In the end of the second day I participated in Real-Time (BoFs) with Frank Rowand. It was great to have Steven Rostedt and Paul McKenney there as they contributed a lot to the discussion, pointing out the difficulties in RT, the current status of RT_PREEMPT patches regarding mainline and forecasts of when it will be completely merged. There were some discussions about “can we really trust in RT Linux? How does it compare with having an external processor doing the RT tasks?”. In the end people seemed to agree that it all boils down about what do you have in your kernel (you probably don’t want to enable crappy drivers), how do you tolerate fails (hard-RT vs soft-RT) and that RT is not a magic flag that you turn on and it’s done: it demands profiling, kernel and application tuning and expertise in the field.
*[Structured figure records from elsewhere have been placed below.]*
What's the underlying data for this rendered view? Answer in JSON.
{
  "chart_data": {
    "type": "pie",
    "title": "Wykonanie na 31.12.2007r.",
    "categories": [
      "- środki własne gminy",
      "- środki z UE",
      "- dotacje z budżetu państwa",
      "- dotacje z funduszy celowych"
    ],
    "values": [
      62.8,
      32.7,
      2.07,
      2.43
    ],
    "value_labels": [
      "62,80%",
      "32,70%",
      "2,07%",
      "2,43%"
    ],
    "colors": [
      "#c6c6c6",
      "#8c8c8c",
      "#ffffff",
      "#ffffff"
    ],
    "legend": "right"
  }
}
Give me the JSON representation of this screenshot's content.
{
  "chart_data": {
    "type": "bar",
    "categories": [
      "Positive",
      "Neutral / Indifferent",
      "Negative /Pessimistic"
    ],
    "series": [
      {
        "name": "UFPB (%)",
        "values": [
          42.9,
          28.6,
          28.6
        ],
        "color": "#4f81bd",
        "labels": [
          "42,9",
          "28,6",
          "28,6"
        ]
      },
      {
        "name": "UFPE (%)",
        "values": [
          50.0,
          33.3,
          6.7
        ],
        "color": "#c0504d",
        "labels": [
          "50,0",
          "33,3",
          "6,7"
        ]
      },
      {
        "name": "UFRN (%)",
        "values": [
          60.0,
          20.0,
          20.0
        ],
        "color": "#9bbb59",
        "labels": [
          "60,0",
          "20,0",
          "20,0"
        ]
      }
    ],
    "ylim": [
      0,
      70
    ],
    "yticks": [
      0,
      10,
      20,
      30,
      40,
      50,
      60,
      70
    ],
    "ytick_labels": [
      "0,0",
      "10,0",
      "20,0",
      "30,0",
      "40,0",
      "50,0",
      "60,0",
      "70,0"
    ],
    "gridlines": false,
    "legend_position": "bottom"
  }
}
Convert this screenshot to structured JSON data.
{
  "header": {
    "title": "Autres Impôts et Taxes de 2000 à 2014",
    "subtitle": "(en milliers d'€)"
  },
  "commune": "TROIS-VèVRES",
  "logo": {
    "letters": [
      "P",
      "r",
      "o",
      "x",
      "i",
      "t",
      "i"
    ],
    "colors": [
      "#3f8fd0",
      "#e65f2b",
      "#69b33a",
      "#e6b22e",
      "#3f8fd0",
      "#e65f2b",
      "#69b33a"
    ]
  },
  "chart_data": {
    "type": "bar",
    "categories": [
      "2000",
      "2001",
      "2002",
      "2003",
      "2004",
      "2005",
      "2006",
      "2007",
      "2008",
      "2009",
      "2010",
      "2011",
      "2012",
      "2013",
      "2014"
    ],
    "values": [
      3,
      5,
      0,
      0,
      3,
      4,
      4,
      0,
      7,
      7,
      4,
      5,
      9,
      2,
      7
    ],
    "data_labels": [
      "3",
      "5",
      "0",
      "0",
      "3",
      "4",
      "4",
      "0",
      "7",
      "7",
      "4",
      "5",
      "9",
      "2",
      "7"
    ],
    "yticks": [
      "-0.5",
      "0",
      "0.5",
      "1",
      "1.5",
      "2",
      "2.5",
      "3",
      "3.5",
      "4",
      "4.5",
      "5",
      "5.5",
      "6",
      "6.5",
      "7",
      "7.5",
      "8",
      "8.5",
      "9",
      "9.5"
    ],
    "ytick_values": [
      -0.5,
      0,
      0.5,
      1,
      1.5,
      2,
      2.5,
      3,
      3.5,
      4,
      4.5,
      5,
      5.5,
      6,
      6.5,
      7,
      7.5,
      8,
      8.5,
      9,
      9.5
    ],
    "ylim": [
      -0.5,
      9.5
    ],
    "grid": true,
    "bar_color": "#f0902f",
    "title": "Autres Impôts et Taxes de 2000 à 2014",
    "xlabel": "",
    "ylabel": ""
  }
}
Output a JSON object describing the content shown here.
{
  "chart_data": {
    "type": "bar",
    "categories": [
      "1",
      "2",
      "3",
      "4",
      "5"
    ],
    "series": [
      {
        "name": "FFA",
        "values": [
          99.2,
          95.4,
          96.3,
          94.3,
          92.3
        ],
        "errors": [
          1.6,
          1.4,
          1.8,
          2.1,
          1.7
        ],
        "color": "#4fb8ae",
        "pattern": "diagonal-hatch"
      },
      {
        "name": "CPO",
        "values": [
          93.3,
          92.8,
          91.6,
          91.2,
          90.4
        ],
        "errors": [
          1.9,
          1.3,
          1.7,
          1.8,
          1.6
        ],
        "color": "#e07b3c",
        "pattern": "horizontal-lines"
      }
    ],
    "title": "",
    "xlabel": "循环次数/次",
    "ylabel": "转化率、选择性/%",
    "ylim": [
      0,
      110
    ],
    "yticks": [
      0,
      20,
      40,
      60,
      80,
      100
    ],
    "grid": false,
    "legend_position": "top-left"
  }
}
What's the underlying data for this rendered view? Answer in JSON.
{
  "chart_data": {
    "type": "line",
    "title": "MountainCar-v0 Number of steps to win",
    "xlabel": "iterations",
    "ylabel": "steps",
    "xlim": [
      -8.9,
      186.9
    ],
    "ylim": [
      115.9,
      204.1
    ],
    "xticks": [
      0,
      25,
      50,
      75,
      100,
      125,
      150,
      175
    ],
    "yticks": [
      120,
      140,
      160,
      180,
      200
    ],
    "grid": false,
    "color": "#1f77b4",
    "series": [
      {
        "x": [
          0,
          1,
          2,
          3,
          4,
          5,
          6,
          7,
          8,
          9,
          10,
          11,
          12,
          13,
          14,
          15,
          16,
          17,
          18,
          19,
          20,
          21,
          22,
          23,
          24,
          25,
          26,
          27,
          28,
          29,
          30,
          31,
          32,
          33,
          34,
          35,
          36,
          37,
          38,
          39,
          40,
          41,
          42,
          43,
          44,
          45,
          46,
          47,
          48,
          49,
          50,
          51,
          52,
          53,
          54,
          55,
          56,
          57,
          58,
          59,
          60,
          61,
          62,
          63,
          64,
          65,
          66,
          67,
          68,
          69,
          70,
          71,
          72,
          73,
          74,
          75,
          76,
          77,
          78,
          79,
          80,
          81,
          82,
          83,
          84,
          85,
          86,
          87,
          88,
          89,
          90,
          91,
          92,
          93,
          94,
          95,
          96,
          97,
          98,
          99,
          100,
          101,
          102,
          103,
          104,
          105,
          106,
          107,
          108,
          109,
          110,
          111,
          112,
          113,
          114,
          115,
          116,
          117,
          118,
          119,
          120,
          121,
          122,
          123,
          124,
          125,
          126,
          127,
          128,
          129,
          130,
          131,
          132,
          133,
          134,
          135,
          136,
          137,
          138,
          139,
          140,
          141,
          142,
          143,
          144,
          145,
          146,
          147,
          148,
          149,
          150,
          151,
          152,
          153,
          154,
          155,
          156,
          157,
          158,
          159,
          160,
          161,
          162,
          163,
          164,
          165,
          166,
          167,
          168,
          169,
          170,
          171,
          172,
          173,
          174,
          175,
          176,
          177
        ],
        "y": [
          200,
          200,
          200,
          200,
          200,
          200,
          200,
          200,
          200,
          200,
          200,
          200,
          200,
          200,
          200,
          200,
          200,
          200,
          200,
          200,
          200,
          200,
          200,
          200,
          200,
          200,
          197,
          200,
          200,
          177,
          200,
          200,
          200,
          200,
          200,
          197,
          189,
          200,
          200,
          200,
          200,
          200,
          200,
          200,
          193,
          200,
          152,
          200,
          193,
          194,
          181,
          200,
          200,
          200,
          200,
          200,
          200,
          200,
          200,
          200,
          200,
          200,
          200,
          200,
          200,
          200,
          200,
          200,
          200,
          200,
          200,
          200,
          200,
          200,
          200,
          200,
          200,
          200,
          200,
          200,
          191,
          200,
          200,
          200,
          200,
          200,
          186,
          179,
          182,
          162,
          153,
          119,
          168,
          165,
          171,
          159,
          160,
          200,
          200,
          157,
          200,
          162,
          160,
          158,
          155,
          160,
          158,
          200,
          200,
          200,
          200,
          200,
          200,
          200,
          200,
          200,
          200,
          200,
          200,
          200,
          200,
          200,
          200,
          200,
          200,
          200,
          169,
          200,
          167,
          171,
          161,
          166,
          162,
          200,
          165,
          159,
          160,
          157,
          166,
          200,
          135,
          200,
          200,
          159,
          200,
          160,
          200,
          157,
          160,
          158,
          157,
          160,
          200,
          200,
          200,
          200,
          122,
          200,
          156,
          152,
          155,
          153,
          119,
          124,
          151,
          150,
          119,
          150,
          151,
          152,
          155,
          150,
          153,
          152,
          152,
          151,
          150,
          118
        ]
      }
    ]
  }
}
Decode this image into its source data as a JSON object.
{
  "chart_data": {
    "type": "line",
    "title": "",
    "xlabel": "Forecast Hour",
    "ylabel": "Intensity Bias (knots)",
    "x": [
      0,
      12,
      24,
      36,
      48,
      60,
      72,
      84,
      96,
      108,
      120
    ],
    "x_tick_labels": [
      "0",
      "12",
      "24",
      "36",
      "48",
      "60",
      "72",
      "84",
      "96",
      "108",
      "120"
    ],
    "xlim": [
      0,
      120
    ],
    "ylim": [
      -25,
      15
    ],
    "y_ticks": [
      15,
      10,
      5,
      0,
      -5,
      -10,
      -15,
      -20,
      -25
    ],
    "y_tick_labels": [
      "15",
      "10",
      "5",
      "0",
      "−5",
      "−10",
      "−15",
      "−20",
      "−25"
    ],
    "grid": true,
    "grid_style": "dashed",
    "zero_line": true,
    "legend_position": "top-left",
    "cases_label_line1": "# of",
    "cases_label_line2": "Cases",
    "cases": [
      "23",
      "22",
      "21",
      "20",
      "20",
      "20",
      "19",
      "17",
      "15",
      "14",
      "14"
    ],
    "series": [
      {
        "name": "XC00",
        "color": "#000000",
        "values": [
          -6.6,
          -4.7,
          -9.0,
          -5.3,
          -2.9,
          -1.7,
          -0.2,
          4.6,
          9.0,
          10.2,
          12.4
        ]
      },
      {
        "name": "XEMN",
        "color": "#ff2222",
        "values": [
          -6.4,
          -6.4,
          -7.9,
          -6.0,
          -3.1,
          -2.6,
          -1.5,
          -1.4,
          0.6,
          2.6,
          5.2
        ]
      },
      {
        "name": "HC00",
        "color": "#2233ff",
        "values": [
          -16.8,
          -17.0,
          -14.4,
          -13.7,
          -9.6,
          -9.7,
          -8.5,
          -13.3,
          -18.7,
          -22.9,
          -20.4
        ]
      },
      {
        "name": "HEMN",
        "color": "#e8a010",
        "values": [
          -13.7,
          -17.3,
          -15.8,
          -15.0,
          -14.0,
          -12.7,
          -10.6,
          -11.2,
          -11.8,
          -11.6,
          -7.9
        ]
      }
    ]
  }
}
People gave several examples of devices using the RT_PREEMPT patches: from robots and aircrafts in the space to cameras (the Sony cameras given away on the last day were 1 of the examples).
On Friday, the last day of the conference, I was much more worried about my presentation in the end of the day than with other talks. Nonetheless I couldn’t miss Koen Kooi from Texas Instruments talking about Beaglebone. It’s a very interesting device for those who like to DIY: it’s much smaller than its brothers like Beagleboard and Pandaboard and still has enough processing power for lots of applications. Koen was displaying his slides using node.js running on a Beaglebone. What I do like to see though is barebox replacing u-boot as the bootloader. If you attended Koen’s talk on ELCE last year, you know u-boot is one of the culprits for a longer boot. Jason from TI kindly gave me a Beaglebone so I can use it for testing kmod; when I have some spare time I’ll take a look on the things missing for using barebox on it, too.
The last talk of the conference was mine: Managing Kernel Modules With kmod. I received a good feedback from people there: they liked the idea behind kmod - designing a library and then the tools on top of that. I had some issues with my laptop in the middle of my presentation, but it all went well. I could show how kmod works, the details behind the scenes, the short history of the projects and how it’s replacing a well known piece of userspace tools of Linux in all major desktop and embedded distros. When I was showing the timeline of the project I remember Mike Anderson saying: “tell us when it will be done”. I can’t really say it’s done now, but after the conference we already had versions 6 and 7 and contrary to other releases in the latest versions the number of commits is very small. After 3\~4 months the project is reaching a maintenance phase as I said it would. If you would like to see my slides, download it here or see it online below. You can also watch the video of my talk as well as all the others in LF’s video website.